A more comprehensive and detailed treatment strategy for severely and critically ill patients is included in the updated protocol. Recent studies have reported that the novel coronavirus may not only target the lungs but also have the potential to affect other organs, which eventually leads to multiple organ dysfunction syndrome in the advanced stages.[3,5,9,11] The key objectives of COVID-19 treatment are improvement of the symptoms and underlying diseases, active prevention and control of the potential complications, and provision of timely measures to support organ function. The lung-protective ventilation strategies are to be adopted in cases requiring invasive mechanical ventilation, and detailed setting of the ventilation parameters is recommended. Extracorporeal life support, including extracorporeal membrane oxygenation, must be considered for patients with hypoxemia refractory to invasive mechanical ventilation; the indications and timing for extracorporeal membrane oxygenation have been specifically refined. Furthermore, the seventh protocol emphasizes the importance of the monitoring methods for the critically ill patients, including the use of the pulse index continuous cardiac output device, invasive blood pressure monitoring, and critical care ultrasonography. Moreover, continuous renal replacement therapy is recommended for patients with acute kidney injury and severe instability of the internal environment. Plasmapheresis can alleviate cytokine storms. Convalescent plasma therapy is recommended as the last resort to improve the prognosis of severely ill patients with COVID-19. In the seventh version, immunotherapy is described as a therapeutic option for the first time. Recent reports have indicated that the serum levels of inflammatory mediators in severely ill patients were significantly higher than in those with milder disease. Tocilizumab, a humanized antibody for interleukin-6 receptor, has been proposed as a therapeutic agent for patients with extensive lung injury and elevated interleukin-6 levels. Currently, tocilizumab has been widely used for the treatment of autoimmune diseases and is approved by the US Food and Drug Administration for decreasing the events of cytokine-release syndrome due to CD19-specific chimeric antigen receptor T-cell therapy in acute lymphoblastic leukemia.

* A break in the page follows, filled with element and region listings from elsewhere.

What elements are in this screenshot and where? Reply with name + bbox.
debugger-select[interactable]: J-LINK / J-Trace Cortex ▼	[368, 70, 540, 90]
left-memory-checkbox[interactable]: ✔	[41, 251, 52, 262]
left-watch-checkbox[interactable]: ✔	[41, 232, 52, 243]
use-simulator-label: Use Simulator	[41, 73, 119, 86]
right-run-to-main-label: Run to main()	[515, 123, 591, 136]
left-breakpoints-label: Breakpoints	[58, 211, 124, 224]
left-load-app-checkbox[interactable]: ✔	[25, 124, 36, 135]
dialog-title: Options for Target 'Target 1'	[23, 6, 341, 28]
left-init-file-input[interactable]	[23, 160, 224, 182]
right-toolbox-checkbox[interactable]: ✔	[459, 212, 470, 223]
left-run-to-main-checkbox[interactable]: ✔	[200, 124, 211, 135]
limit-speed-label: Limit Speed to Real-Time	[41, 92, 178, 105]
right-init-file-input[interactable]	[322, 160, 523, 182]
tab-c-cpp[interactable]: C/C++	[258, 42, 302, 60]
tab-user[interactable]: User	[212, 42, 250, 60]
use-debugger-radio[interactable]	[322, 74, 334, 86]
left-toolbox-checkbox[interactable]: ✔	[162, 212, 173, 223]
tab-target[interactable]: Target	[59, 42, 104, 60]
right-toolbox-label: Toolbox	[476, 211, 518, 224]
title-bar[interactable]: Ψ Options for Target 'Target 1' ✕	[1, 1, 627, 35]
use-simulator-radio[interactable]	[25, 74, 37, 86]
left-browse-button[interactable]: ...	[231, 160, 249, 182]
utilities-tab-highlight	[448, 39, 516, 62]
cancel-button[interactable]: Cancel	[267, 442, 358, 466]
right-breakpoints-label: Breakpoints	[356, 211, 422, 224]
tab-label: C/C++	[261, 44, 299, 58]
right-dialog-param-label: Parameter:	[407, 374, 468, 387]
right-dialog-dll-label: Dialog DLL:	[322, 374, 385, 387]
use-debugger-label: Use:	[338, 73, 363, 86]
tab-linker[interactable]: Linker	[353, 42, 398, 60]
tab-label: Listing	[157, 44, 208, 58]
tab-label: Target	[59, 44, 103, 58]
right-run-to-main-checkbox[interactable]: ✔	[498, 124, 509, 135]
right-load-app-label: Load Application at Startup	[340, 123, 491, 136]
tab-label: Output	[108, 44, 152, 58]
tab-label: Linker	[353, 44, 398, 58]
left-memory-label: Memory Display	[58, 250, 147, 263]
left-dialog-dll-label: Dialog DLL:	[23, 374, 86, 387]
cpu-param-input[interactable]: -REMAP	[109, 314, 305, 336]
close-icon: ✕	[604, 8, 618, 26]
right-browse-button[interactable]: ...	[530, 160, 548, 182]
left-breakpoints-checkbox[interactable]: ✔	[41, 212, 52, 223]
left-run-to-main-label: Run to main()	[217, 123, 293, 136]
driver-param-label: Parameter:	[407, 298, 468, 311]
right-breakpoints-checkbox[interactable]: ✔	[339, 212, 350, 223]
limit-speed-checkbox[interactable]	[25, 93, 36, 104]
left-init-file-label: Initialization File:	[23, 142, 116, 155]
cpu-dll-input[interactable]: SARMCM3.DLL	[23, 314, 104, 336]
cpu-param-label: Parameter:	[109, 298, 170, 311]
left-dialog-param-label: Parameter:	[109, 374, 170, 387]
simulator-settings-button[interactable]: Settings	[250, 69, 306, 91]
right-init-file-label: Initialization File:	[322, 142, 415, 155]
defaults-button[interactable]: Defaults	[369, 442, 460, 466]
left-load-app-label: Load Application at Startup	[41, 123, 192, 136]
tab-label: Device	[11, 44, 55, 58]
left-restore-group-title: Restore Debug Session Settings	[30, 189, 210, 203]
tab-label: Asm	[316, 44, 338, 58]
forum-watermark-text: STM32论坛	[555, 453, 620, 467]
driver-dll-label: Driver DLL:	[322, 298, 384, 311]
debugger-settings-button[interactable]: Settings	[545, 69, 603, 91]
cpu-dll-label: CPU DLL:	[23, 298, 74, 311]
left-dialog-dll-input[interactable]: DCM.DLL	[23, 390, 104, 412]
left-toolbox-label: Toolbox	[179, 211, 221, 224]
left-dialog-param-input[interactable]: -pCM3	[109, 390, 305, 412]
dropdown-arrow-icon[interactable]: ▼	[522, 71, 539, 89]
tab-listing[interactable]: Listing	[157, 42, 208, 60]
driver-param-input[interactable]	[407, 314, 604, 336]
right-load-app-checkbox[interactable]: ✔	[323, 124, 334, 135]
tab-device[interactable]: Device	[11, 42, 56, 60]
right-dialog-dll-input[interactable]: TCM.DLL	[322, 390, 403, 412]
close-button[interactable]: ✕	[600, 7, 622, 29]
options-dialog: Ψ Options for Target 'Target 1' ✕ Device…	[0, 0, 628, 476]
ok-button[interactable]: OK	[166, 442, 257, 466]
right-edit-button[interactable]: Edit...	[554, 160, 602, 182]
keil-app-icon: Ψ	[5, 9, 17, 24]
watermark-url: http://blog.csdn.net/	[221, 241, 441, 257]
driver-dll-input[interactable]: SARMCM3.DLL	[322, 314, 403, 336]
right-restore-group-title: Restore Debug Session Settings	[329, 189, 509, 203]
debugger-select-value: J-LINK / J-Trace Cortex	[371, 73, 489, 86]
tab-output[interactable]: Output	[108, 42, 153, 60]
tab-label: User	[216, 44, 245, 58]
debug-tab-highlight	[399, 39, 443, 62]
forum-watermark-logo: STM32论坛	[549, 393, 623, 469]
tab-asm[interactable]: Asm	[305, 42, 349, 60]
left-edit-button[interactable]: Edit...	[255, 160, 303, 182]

The seventh version stipulates that following discharge from the hospital or discontinuation of quarantine, the patients should be instructed to continue the quarantine protocol under self-supervision for the next 14 days, with a proposed clinical follow-up. A recent study reported that a proportion of the recovered COVID-19 patients continued to be tested positive for 2019-nCoV on RT-PCR. Moreover, the exclusion criteria for the suspected cases have been strictly redefined as follows: two consecutive negative RT-PCR test results and negative results for infection-specific IgM and IgG after 7 days of illness onset. The aforementioned updates will facilitate better control and management of the COVID-19 pandemic.